According to several liberal rags, including Vanity Fair, the Republican spin machine is working overtime to get Americans to believe that it actually matters whether or not Hillary Clinton’s campaign funded the Russian dossier that supposedly links Donald Trump to the Kremlin in many nefarious ways. But none took this storyline as far as Paul Waldman in the Washington Post, who said the GOP’s spin on the dossier story was nothing more than “disingenuous nonsense!”
“There may be no talent the Republican Party and the conservative movement have that is more astounding than the way they are able to take a ludicrous idea with zero relationship to actual facts, light a fuse on it, and turn it into an explosive firework of spin that manages to confuse everyone who tries to look at the issue that started the whole controversy,” Waldman writes.
The fact that this is being published in a once-respected newspaper that has entirely sold its soul to the forces of fake news over the last couple of years would be ironic if it weren’t par for the course. We’re beginning to get the idea, though. If a legitimate news story happens to paint Democrats in an unfavorable light, it’s just the Republican spin machine. If it happens to paint Trump in a positive light, it’s Republican fiction. If it does neither, it’s publishable in the pages of the Washington Post.
Of course, what’s funny about this particular story is that it was BROKEN by the Washington Post just the day before Waldman wrote this little editorial. So to be clear, Waldman isn’t alleging that the reporting is fake; he admits over the course of his op-ed piece that it’s all true: Marc Elias, a lawyer for both the Clinton campaign and the DNC, paid Fusion GPS who, in turn, paid former British spy Christopher Steele to compile the dossier on Donald Trump. Of course, he adds some flourishes – (the dossier was subsequently found to contain some information that was later confirmed) – that we would question, but he seems to accept the basic premise of the story. Said premise being: This dossier full of rumors and innuendo was a piece of political propaganda bought and paid for by Trump’s political enemies.
And he thinks that means…
“If Elias did lie about it, it’s not clear why he would have, since every presidential campaign funds opposition research.”

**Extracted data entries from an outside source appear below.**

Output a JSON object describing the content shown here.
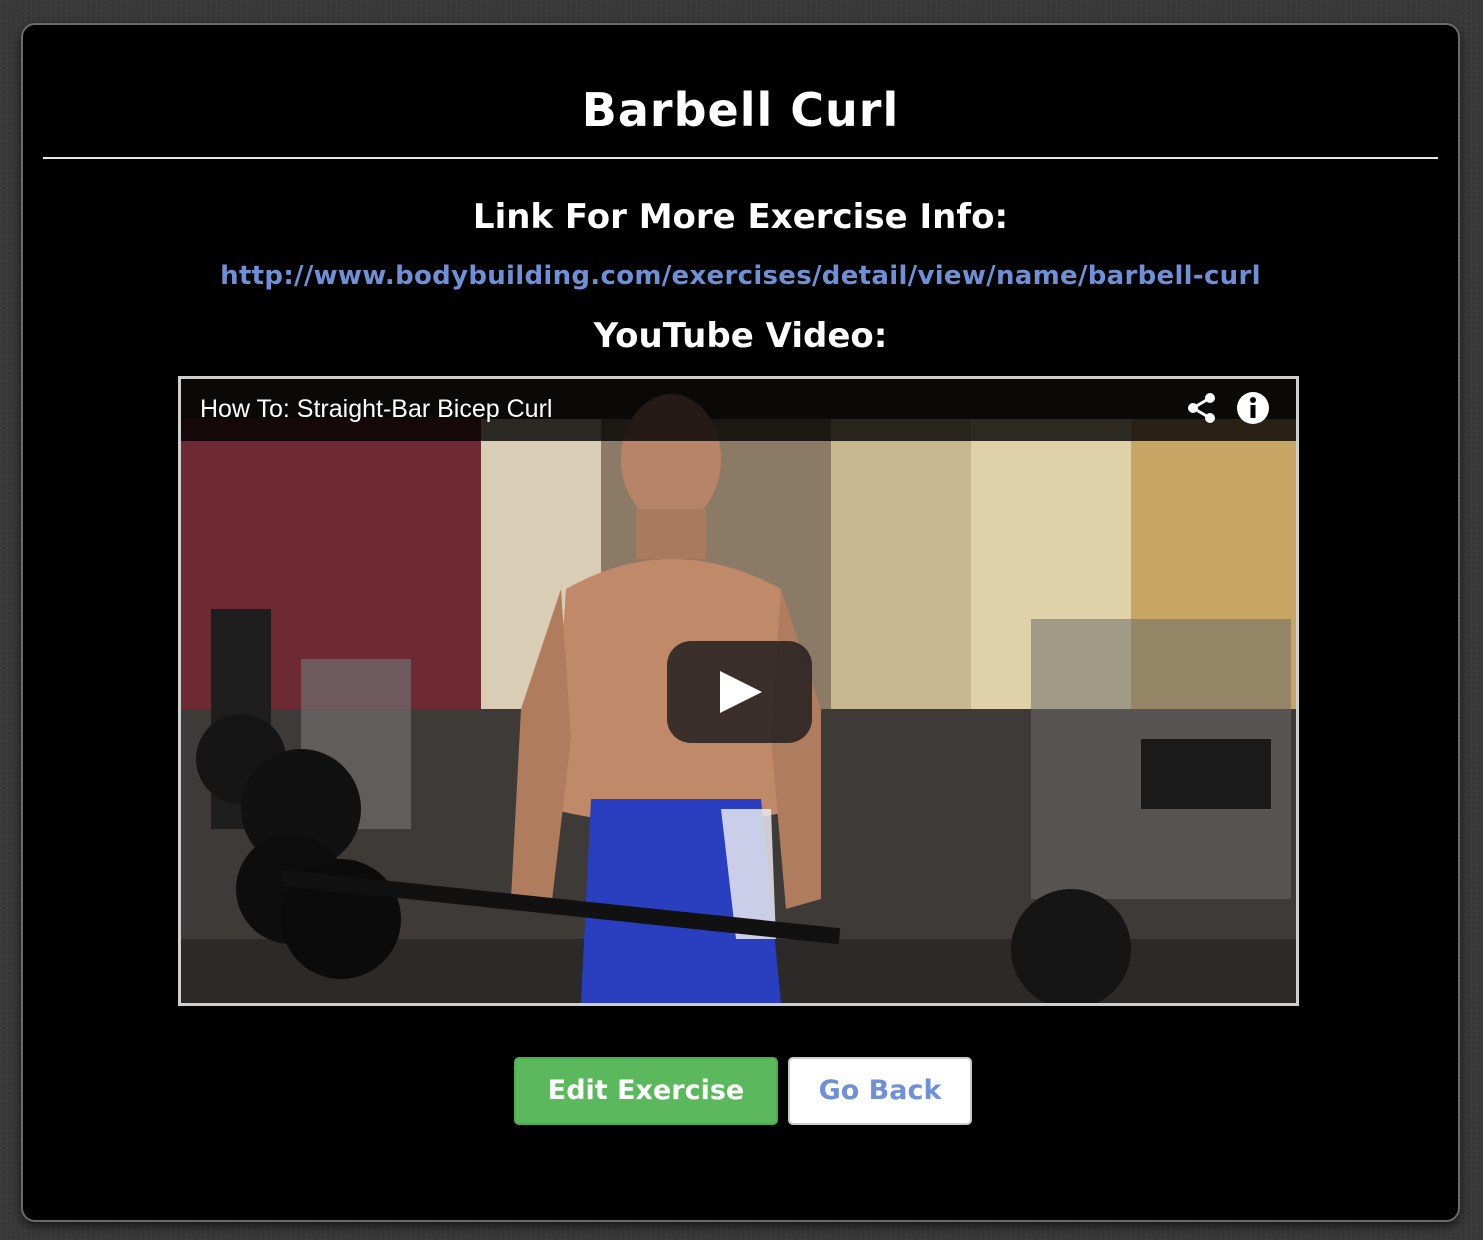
{
  "page": {
    "title": "Barbell Curl"
  },
  "info": {
    "heading": "Link For More Exercise Info:",
    "link_text": "http://www.bodybuilding.com/exercises/detail/view/name/barbell-curl"
  },
  "video": {
    "heading": "YouTube Video:",
    "title": "How To: Straight-Bar Bicep Curl",
    "icons": [
      "share-icon",
      "info-icon",
      "play-icon"
    ]
  },
  "actions": {
    "edit_label": "Edit Exercise",
    "back_label": "Go Back"
  },
  "colors": {
    "background": "#000000",
    "link": "#6f8fd6",
    "edit_button": "#5cb85c",
    "back_button": "#ffffff"
  }
}
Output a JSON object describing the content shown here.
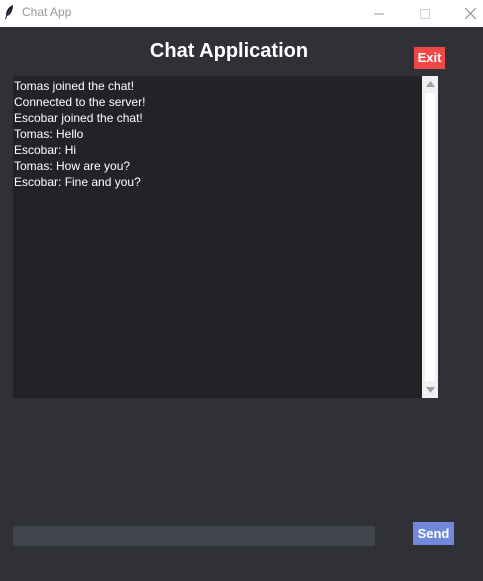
{
  "window": {
    "title": "Chat App",
    "icon": "feather-icon"
  },
  "header": {
    "title": "Chat Application",
    "exit_label": "Exit"
  },
  "chat": {
    "messages": [
      "Tomas joined the chat!",
      "Connected to the server!",
      "Escobar joined the chat!",
      "Tomas: Hello",
      "Escobar: Hi",
      "Tomas: How are you?",
      "Escobar: Fine and you?"
    ]
  },
  "composer": {
    "input_value": "",
    "send_label": "Send"
  },
  "colors": {
    "background": "#2f3136",
    "chat_background": "#212326",
    "exit_button": "#f04747",
    "send_button": "#7289da",
    "input_background": "#40444b"
  }
}
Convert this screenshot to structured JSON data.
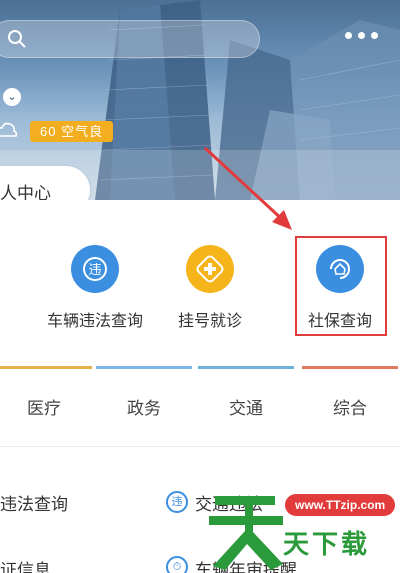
{
  "header": {
    "air_quality": "60 空气良",
    "personal_center": "人中心"
  },
  "services": [
    {
      "label": "车辆违法查询",
      "icon": "violation-icon",
      "glyph": "违",
      "color": "#3b8ee0"
    },
    {
      "label": "挂号就诊",
      "icon": "medical-cross-icon",
      "glyph": "✚",
      "color": "#f5b41a"
    },
    {
      "label": "社保查询",
      "icon": "social-security-icon",
      "glyph": "⌂",
      "color": "#3b8ee0"
    }
  ],
  "tabs": [
    {
      "label": "医疗",
      "color": "#e8b04a"
    },
    {
      "label": "政务",
      "color": "#7cb6e6"
    },
    {
      "label": "交通",
      "color": "#6fb3d9"
    },
    {
      "label": "综合",
      "color": "#e07a5f"
    }
  ],
  "list": {
    "item_1": "违法查询",
    "item_2": "交通违法",
    "item_3": "证信息",
    "item_4": "车辆年审提醒",
    "icon_2_glyph": "违",
    "icon_4_glyph": "⏱"
  },
  "watermark": {
    "url": "www.TTzip.com",
    "text": "天下载"
  },
  "colors": {
    "highlight": "#e23b3b",
    "accent": "#3b8ee0"
  }
}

Hmm. Was that Waldman’s response to the Don Jr. meeting with the Russian lawyer? Was it his response to the revelation that Cambridge Analytics spoke to WikiLeaks about the Clinton emails? We thought there was something treasonous about working with foreign agents during an election?
“It’s also unclear how much the Clinton campaign itself knew about the work, since Steele was a subcontractor to a subcontractor to a law firm representing the campaign, and the dossier itself read like an early draft, not remotely like a finished product that would be presented to the campaign,” he writes.
Well, that’s rank speculation, now isn’t it? And you’re accusing the REPUBLICANS of spinning this story?
Waldman’s argument is that it makes no difference who paid for the dossier, and that’s true to the extent that the information contained in the dossier is factual. So far, however, with the brightest investigators in the country having been on the scent for more than a year, there is literally zero evidence to suggest that. And knowing that this piece of tabloid fodder was paid for with Clinton money and remains utterly unsubstantiated, we have to wonder to what extent its existence is responsible for the multiple federal investigations into Trump’s supposed collusion. 50%? 25%? 90%?
As a piece of political opposition research, it’s fine. It is what it is. But as the basis for actual charges of collusion and treason? As the basis for impeachment talks? We need to know the full and complete pedigree of this dossier and we need Americans to know where it came from and why it exists in the first place. That’s the opposite of spin. That’s the unvarnished truth.